5. Developing fundamental skills

The child must master the skills of reading, writing and arithmetic. These are fundamental skills necessary for getting along well in school and society.

6. Developing concepts necessary for daily living

The middle childhood task here is to acquire a store of concepts sufficient for thinking and acting effectively in occupational, civil and social matters.

7. Developing conscience, morality and a scale of values

The task here is to develop an inner moral control, respect for moral rules and the beginning of a rational scale of values.

8. Achieving Personal Independence

The task here is to become an autonomous person, to be able to make plans and to act in the present and immediate future independently of one’s parents and other adults.


Educational Implications

Below are the educational significance or implications of the middle childhood period:

· As children in middle childhood acquire greater coordination of gross and fine motor skills, they engage in more rough, vigorous and dangerous sports and pastimes. But immature cognitive skills such as: errors in judging danger or inability to foresee consequences may put children at risk for fatal accidents.

· Parents and teachers should provide more sensitive supervision of sports and pastimes of children at this stage.

· Though the capacity exists, motor abilities will not unfold on their own. Schools should make physical provision of facilities and time for children to engage in vigorous physical activities to increase quickness, vigour, coordination and stamina.

· The current trend is that school-age children are becoming increasingly engaged in television viewing and computer games. Parental role model in physical exercising is poor. As a matter of educational policy, school-age children should be made to enjoy a daily schedule of strenuous physical activity.

· Facts children learn through simple repetition do not aid cognitive development. Instructional process should pose age appropriate problems to children rather than deliver solutions to problems. Schools are invited to lay more emphasis on developing specific intellectual skills and critical thinking rather than simple rote memorization of facts.
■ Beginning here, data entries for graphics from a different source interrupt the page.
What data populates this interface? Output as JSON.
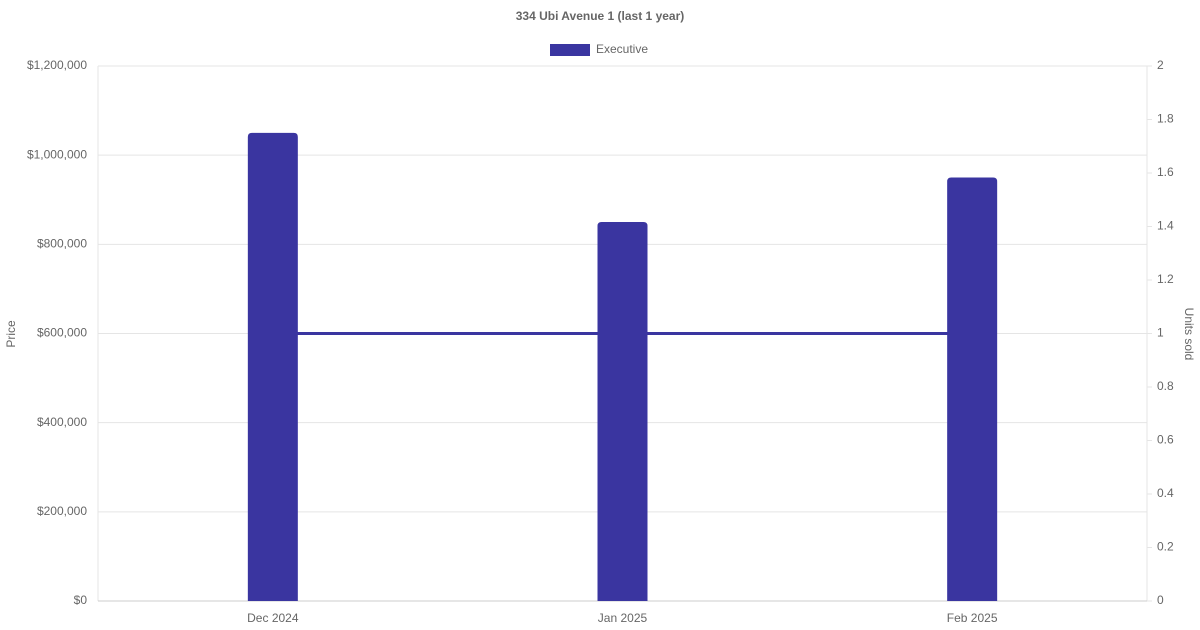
{
  "chart_data": {
    "type": "bar",
    "title": "334 Ubi Avenue 1 (last 1 year)",
    "categories": [
      "Dec 2024",
      "Jan 2025",
      "Feb 2025"
    ],
    "series": [
      {
        "name": "Executive",
        "type": "bar",
        "color": "#3a35a0",
        "values": [
          1050000,
          850000,
          950000
        ]
      },
      {
        "type": "line",
        "axis": "y2",
        "color": "#3a35a0",
        "values": [
          1,
          1,
          1
        ]
      }
    ],
    "ylabel": "Price",
    "y2label": "Units sold",
    "ylim": [
      0,
      1200000
    ],
    "yticks": [
      {
        "value": 0,
        "label": "$0"
      },
      {
        "value": 200000,
        "label": "$200,000"
      },
      {
        "value": 400000,
        "label": "$400,000"
      },
      {
        "value": 600000,
        "label": "$600,000"
      },
      {
        "value": 800000,
        "label": "$800,000"
      },
      {
        "value": 1000000,
        "label": "$1,000,000"
      },
      {
        "value": 1200000,
        "label": "$1,200,000"
      }
    ],
    "y2lim": [
      0,
      2
    ],
    "y2ticks": [
      0,
      0.2,
      0.4,
      0.6,
      0.8,
      1,
      1.2,
      1.4,
      1.6,
      1.8,
      2
    ],
    "grid": true,
    "legend": "top"
  }
}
· No cognitive skill has a more profound lifelong effect than reading. All children need explicit, systematic instruction and exposure to rich literature (fiction and non-fiction) to become skilled readers. Reading should be incorporated into the child’s daily life.
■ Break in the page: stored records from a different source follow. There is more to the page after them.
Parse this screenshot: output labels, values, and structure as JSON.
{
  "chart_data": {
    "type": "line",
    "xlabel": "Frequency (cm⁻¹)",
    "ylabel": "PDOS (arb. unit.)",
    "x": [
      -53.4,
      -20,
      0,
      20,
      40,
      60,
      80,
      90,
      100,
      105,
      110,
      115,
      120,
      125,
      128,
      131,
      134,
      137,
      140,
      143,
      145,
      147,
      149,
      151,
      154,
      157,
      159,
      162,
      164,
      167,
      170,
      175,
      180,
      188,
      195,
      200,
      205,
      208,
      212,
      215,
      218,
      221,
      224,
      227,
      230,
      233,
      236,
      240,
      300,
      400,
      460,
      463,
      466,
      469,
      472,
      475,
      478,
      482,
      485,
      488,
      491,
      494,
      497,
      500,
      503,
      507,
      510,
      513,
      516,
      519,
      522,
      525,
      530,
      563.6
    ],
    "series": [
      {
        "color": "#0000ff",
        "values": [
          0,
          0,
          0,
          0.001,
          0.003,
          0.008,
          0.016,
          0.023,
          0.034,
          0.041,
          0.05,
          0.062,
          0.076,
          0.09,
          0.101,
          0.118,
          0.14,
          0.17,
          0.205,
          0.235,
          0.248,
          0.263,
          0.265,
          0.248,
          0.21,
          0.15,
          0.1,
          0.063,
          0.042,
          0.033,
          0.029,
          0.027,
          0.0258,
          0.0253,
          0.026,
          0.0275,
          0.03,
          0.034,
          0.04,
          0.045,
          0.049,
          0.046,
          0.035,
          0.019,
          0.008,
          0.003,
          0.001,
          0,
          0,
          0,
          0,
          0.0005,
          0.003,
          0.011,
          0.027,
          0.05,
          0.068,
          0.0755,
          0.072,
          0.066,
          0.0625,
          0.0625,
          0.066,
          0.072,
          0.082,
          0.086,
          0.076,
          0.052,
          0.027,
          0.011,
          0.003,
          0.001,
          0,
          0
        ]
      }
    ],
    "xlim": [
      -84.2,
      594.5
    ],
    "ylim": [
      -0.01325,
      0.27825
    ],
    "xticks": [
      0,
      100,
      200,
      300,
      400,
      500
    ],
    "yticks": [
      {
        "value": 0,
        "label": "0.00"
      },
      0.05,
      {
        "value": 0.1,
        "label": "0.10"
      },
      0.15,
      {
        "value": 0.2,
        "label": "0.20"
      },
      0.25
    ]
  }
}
· For middle childhood children, all instructional activities should be experiential – involving play, sensory experience and social interaction.

· Achievement behaviour of parents and teachers help define children’s achievement orientation. Parents’ and teachers’ attitude to work and accomplishment is the key to children’s own attitude. Parents and teachers are invited to be models of hard work, competence and accomplishments.

· Competence at middle childhood is socially and culturally defined. Children need to be helped to master the tools of their own culture and schemes for forming peer relationships.

· Because competence is an important component of self-esteem and general well-being, parents and teachers are invited to aid children identify their unique talent. Children need help to develop their talents and find personal fulfillment.

· Middle childhood is the bridge across which children must successfully past to the world beyond childhood. Parents and teachers have the task of helping children interpret the world outside the home and assisting them in meeting the demands of the school.

The middle childhood marks the transition from childhood to adolescence. Children in this stage are confronted with psychological and social changes, new interpersonal tasks and pressures to achieve independence from parents.

Children are expected to venture more into the world of peers, schoolmates and other adults in the wider society. The cognitive advances that come with school experience demand support and encouragement from parents and teachers. Family life, therefore, should prepare children adequately for school life.

School life should equally sustain the promises of earlier stages of development. When any of these two agents of socialisation fails, children develop feelings of inadequacy and inferiority. Such feelings continue to define future choices and relationships.